Fire the thrusters. The ghost trail is the model imagining where the agent ends up before it actually moves. Different action → different predicted future.
Planning with the cross-entropy method
To find a good plan we roll out candidate action sequences through the model and score how close each gets to the goal. The cross-entropy method (CEM) is a beautifully simple "guess & improve" search:
① sample many random action sequences · ② roll each out & score it · ③ keep the best — the elite set · ④ refit a Gaussian to the elites & sample again. Repeat and the plans zero in on the goal. Running this fresh every step is model predictive control (MPC).

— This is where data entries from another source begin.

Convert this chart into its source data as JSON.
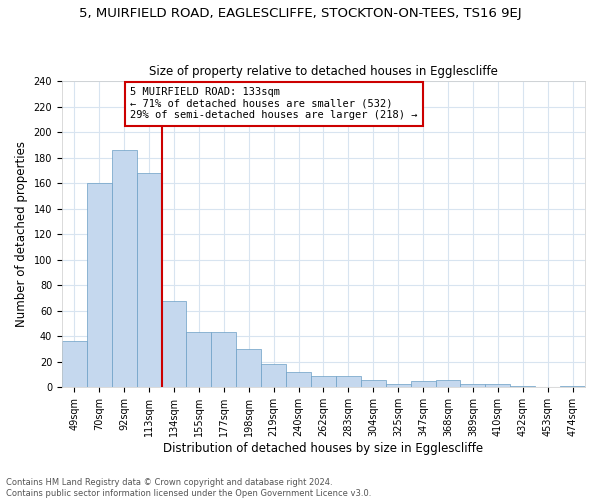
{
  "title": "5, MUIRFIELD ROAD, EAGLESCLIFFE, STOCKTON-ON-TEES, TS16 9EJ",
  "subtitle": "Size of property relative to detached houses in Egglescliffe",
  "xlabel": "Distribution of detached houses by size in Egglescliffe",
  "ylabel": "Number of detached properties",
  "footnote1": "Contains HM Land Registry data © Crown copyright and database right 2024.",
  "footnote2": "Contains public sector information licensed under the Open Government Licence v3.0.",
  "categories": [
    "49sqm",
    "70sqm",
    "92sqm",
    "113sqm",
    "134sqm",
    "155sqm",
    "177sqm",
    "198sqm",
    "219sqm",
    "240sqm",
    "262sqm",
    "283sqm",
    "304sqm",
    "325sqm",
    "347sqm",
    "368sqm",
    "389sqm",
    "410sqm",
    "432sqm",
    "453sqm",
    "474sqm"
  ],
  "values": [
    36,
    160,
    186,
    168,
    68,
    43,
    43,
    30,
    18,
    12,
    9,
    9,
    6,
    3,
    5,
    6,
    3,
    3,
    1,
    0,
    1
  ],
  "bar_color": "#c5d8ee",
  "bar_edge_color": "#6a9ec5",
  "red_line_index": 3,
  "red_line_label": "5 MUIRFIELD ROAD: 133sqm",
  "annotation_line1": "← 71% of detached houses are smaller (532)",
  "annotation_line2": "29% of semi-detached houses are larger (218) →",
  "annotation_box_color": "#cc0000",
  "ylim": [
    0,
    240
  ],
  "yticks": [
    0,
    20,
    40,
    60,
    80,
    100,
    120,
    140,
    160,
    180,
    200,
    220,
    240
  ],
  "bg_color": "#ffffff",
  "grid_color": "#d8e4f0",
  "title_fontsize": 9.5,
  "subtitle_fontsize": 8.5,
  "axis_label_fontsize": 8.5,
  "tick_fontsize": 7,
  "footnote_fontsize": 6
}
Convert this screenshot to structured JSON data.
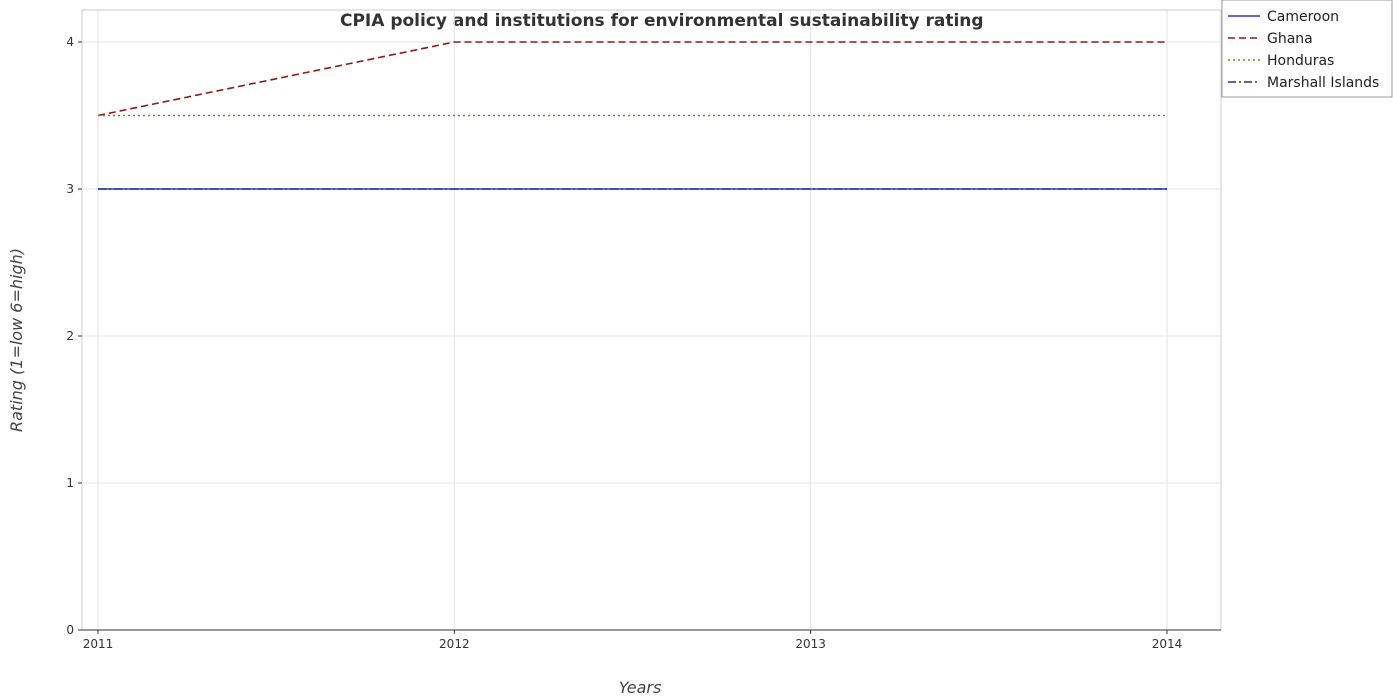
{
  "chart_data": {
    "type": "line",
    "title": "CPIA policy and institutions for environmental sustainability rating",
    "xlabel": "Years",
    "ylabel": "Rating (1=low 6=high)",
    "categories": [
      "2011",
      "2012",
      "2013",
      "2014"
    ],
    "ylim": [
      0,
      4
    ],
    "yticks": [
      "0",
      "1",
      "2",
      "3",
      "4"
    ],
    "grid": true,
    "legend_position": "top-right",
    "series": [
      {
        "name": "Cameroon",
        "values": [
          3,
          3,
          3,
          3
        ],
        "color": "#3a2fbf",
        "dash": "solid"
      },
      {
        "name": "Ghana",
        "values": [
          3.5,
          4,
          4,
          4
        ],
        "color": "#8b1a1a",
        "dash": "dashed"
      },
      {
        "name": "Honduras",
        "values": [
          3.5,
          3.5,
          3.5,
          3.5
        ],
        "color": "#6b8e23",
        "dash": "dotted"
      },
      {
        "name": "Marshall Islands",
        "values": [
          3,
          3,
          3,
          3
        ],
        "color": "#1f3a93",
        "dash": "dashdot"
      }
    ]
  }
}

Go deeper: planning in a learned latent space
Classic model-predictive control needs an engineer to hand-write the physics (“the arm weighs X, the friction is Y”). Action-conditioned JEPA replaces that with a learned dynamics model that predicts the next embedding, and scores a plan by how close its predicted final embedding lands to the goal embedding. The cross-entropy method is just the search that finds good action sequences inside that imagined space. After roughly 62 hours of unlabelled robot video, this is enough to plan real manipulation tasks — no reward labels, no physics equations.